A. Actually I've found home birth to be less messy in many cases. First of all there are not tons of drapes used, nor in most cases women aren't covered "nipples to knees" in antiseptic, this cuts down on the amount of mess. Since episiotomy is not routinely used, it can also cut down on the amount of blood lost. As for the fluids and water that are expelled during the birth, the blue, plastic backed cloths are very handy in catching the majority of these fluids. Many midwives also recommend using old sheets for the bed and having a layer of plastic under the old sheets.
As for after the birth, most midwives clean up what they've brought and anything messed up by the birth. My midwives even do the laundry and dishes before they leave. Be sure to ask what will be done for you.
Q. What do you do with the placenta?
A. Sometimes the placenta is sent with the midwife for disposal. Sometimes the parents wish to keep the placenta for various reasons. Keeping the placenta for planting can be done, even when blood is required from the placenta. The blood will merely be drawn prior to the midwives or doctors leaving the birth. The placenta will also be examined to ensure it is intact and has no anomalies.
Q. Who can we have at the birth?
A. This is between you, your family and your practitioner. Many midwives and doctors don't have a specified number of people you're allowed to have, but you do need to keep in mind safety precautions and emotional precautions. Don't fill the room so full you can't get around and don't invite people who would annoy you or make you worried about labor or birth.
Q. Do I have to have a midwife?
A. Some women will choose midwives, whether that be a direct entry midwife or a certified nurse midwife. In some places there are doctors who do home births. And other women choose to do what is called an unassisted birth, where there is no medical professional available during the birth.
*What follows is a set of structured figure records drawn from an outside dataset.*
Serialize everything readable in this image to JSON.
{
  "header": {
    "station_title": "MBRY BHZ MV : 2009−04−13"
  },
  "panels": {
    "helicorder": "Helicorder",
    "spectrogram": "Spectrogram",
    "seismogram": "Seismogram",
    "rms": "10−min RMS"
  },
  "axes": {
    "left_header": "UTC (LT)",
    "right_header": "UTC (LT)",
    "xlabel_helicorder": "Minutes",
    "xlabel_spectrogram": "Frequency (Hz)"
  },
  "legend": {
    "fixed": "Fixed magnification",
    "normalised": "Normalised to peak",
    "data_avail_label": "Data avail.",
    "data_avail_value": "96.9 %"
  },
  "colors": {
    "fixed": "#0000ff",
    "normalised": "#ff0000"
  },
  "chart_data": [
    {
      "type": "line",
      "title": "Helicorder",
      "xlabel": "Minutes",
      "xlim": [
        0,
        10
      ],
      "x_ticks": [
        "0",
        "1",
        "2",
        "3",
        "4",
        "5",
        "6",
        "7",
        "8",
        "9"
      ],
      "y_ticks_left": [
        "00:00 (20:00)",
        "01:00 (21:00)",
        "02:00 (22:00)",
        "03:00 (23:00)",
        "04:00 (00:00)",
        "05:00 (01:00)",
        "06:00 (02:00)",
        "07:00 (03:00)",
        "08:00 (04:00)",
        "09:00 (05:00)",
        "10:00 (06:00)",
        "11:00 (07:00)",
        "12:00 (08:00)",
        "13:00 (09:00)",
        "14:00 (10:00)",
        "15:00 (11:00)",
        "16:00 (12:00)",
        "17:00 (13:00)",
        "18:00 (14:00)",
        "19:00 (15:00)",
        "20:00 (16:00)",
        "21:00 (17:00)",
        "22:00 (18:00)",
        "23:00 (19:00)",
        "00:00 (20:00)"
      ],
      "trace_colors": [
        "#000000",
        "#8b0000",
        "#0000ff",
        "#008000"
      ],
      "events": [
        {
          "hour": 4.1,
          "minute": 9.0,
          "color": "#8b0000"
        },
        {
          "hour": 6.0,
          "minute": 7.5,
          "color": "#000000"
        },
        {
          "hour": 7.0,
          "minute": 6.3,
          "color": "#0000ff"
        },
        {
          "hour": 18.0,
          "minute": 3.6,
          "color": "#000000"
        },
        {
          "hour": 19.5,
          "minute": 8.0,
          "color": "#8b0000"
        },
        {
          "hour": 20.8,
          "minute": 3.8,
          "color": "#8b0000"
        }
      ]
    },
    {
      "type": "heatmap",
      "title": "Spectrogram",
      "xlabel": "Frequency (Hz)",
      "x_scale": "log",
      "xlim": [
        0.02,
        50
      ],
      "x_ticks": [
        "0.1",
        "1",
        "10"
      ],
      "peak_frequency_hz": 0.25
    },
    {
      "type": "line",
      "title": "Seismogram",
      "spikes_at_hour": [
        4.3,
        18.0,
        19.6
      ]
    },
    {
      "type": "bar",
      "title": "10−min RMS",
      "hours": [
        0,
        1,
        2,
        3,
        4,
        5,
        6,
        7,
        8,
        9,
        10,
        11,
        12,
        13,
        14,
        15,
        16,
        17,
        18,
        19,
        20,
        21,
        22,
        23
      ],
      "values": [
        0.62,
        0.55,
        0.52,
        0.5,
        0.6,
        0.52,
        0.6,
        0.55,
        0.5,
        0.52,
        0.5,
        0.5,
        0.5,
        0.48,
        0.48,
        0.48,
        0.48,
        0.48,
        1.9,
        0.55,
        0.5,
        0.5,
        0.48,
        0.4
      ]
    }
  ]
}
Q. Can my husband catch the baby?
A. That depends on a couple of factors, including the preference of your practitioner and what happens at the moment of birth. Sometimes baby needs extra help or comes to fast and sometimes dad is busy helping you. Read more about this option.
Q. Can I have a home birth if...
A. Home Birth is only for low risk women. That said, there are some situations where one practitioner would say a woman is high risk and another low risk, for example a woman having a vaginal birth after a prior cesarean. This becomes a case by case basis to be worked out with your practitioner.
Q. What emergency equipment will my midwife bring?
A. That again, depends on the person. Some items that might be on the list: oxygen, IV equipment, medications for hemorrhage, suctioning equipment, catheter, suturing equipment, numbing agents for suturing, etc.
Q. What do you use for pain relief?
A. Yes, it's true, very few home birth practitioners use any form of drugs at home. They use water, massage, relaxation, positioning and anything else that seems to work.